By Buzzy Gordon
Buoyed by enviable national economic and political stability, the Costa Rican real estate market is making a comeback. And thanks to improvements in infrastructure, nowhere is this more evident than along the country's burgeoning central Pacific Coast.
The republic of Costa Rica has long been an anomaly in Central America: an oasis of democracy and rule of law in a region known more for repressive dictatorships and social turmoil. This history—along with the country’s natural beauty and well-developed infrastructure—have combined to make Costa Rica the most popular market for foreign real estate investment between Mexico and Panama.
“In the 1990s and early 2000s, initial property values were so cheap—relative to Cabo, for example—that an investor could conceivably double his money every year.” The onset of the global financial crisis in 2008 heralded the end of the boom years for Costa Rican real estate. “Real estate investment was no longer a value proposition,” Cutter recalls. Instead, the real estate market entered what Cutter calls “an adjustment period.” Now, after four years of declining values, this seasoned real estate broker believes that “prices are poised again for value acquisition.”
Currently, according to Cutter, there are bargains to be had. “I don't think we'll see a return to the best of times,” he muses, “but there is plenty of opportunity—and owners can earn steady streams of cash from renting their units to vacationers.”

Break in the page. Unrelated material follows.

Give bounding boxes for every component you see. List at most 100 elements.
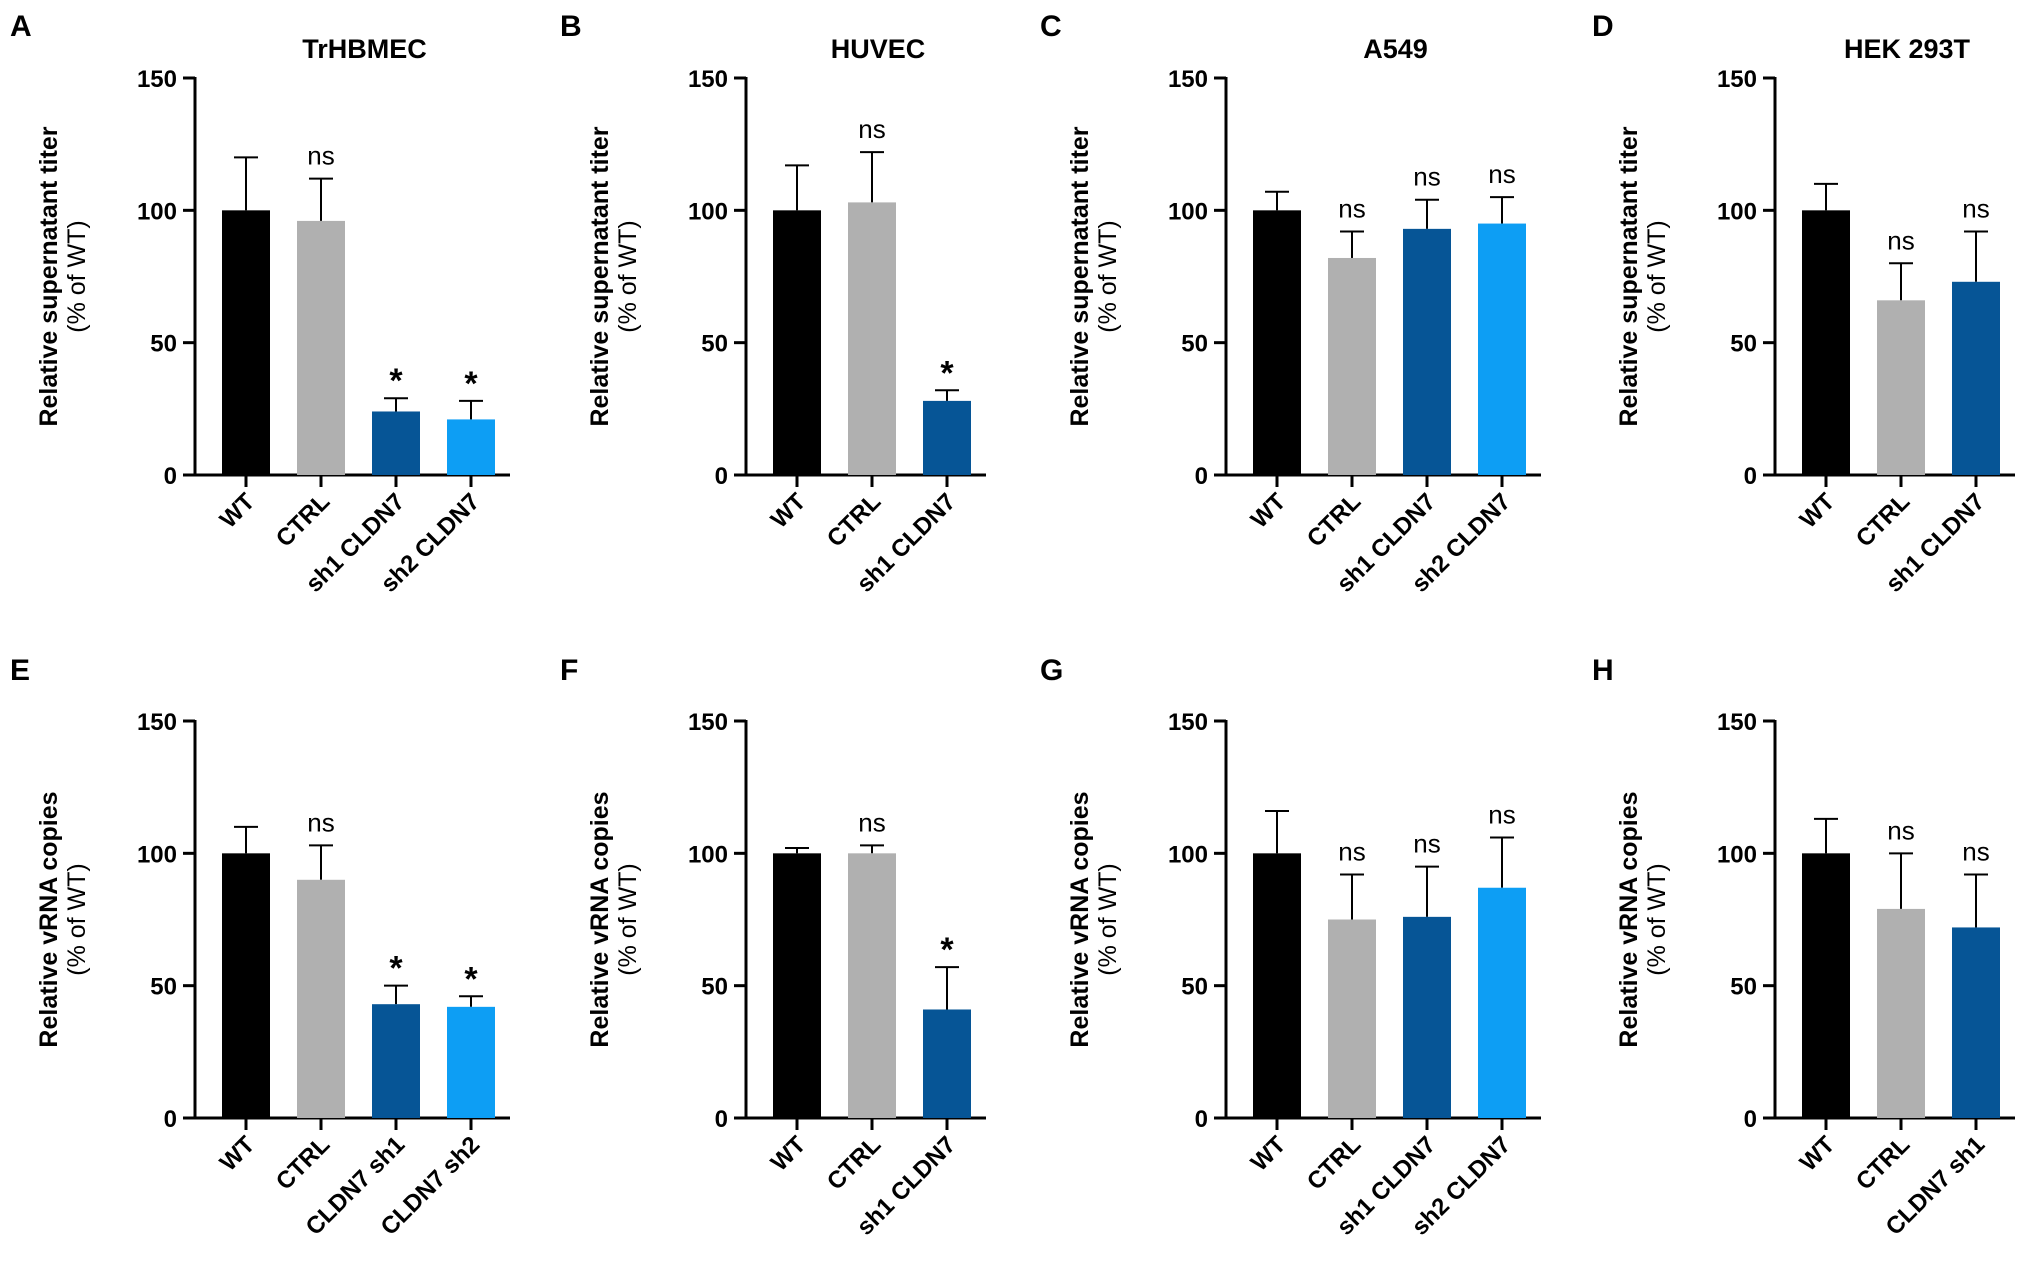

The firm 2 Costa Rica specializes in an area of the country that is a focus of renewed interest, in the wake of the completion of a new highway linking the capital of San Jose and its international airport with Costa Rica's central and southern Pacific coasts. The resort towns benefiting most immediately from the recent inauguration of Route 34 are Jaco, now just 90 minutes from San Jose, and Manuel Antonio, another hour further down the coast.
And these represent just the beginning. Like a new frontier, the entire southwest region of Costa Rica is opening up as it becomes more accessible. Quepos, the small port serving Manuel Antonio, may yet produce the kind of yields investors enjoyed a decade ago.
“Quepos is waiting to explode,” Cutter predicts, pointing to the construction that has already begun on a new marina. The marina, set to open in 3-5 years, will offer the kind of maintenance and service for yachts not available from Florida to the Panama Canal. In anticipation, investors are already buying up commercial properties in the quaint downtown of the port that once teemed with ships exporting bananas and palm oil.
Self-contained Resort Community: Los Sueños
Not that there isn’t a worthy marina already serving the area. A 200-slip marina has been operating at the world-class Los Sueños Resort and Marina at Herradura Bay, just north of Jaco, since 2001. Founded and built by California developer William Royster, who introduced terracing construction and techniques to this part of Costa Rica, Los Sueños is often hailed as the most successful resort project in the country.
Home to nine distinct residential communities—spanning the range from apartment condominiums to townhome and casita—style condos to stunning and spacious villas—Los Sueños has sold more than 500 luxury units to date. It is on pace to reach 1,000 residences and homesites conveyed over the coming years.
Customer satisfaction is extremely high at Los Sueños, insists Lisle Head, a specialist in Jaco area real estate. “I’ve sold residences to Los Sueños homeowners several times over,” he reports. “Typically, an owner will start out purchasing a condo and then, as new neighborhoods in the development become available, upgrade to a newer and larger residence.”
According to Head, Los Sueños units sell so fast that there is no brand-new construction presently on the market. “The next phase will most likely not be released until next year,” he says. Head expects the prices of those homes will range from $750,000 to $1 million.
Meanwhile, Head maintains a list of resale properties, ranging from a 2—bedroom condo for $460,000 to multi-million dollar homes in the exclusive Altamira neighborhood, where one villa currently tops out at $5,900,000.
Los Sueños residents enjoy a host of resort amenities, including the Marina Village, an upscale shopping and restaurant complex; the aforementioned marina, which can accommodate boats up to 180 feet; a medical clinic; beach club; 18-hole championship golf course; a five-star Marriott Hotel and adjacent casino—and even a heliport. Other recreational options include a private 600-acre rainforest reserve and tournament-class sport fishing.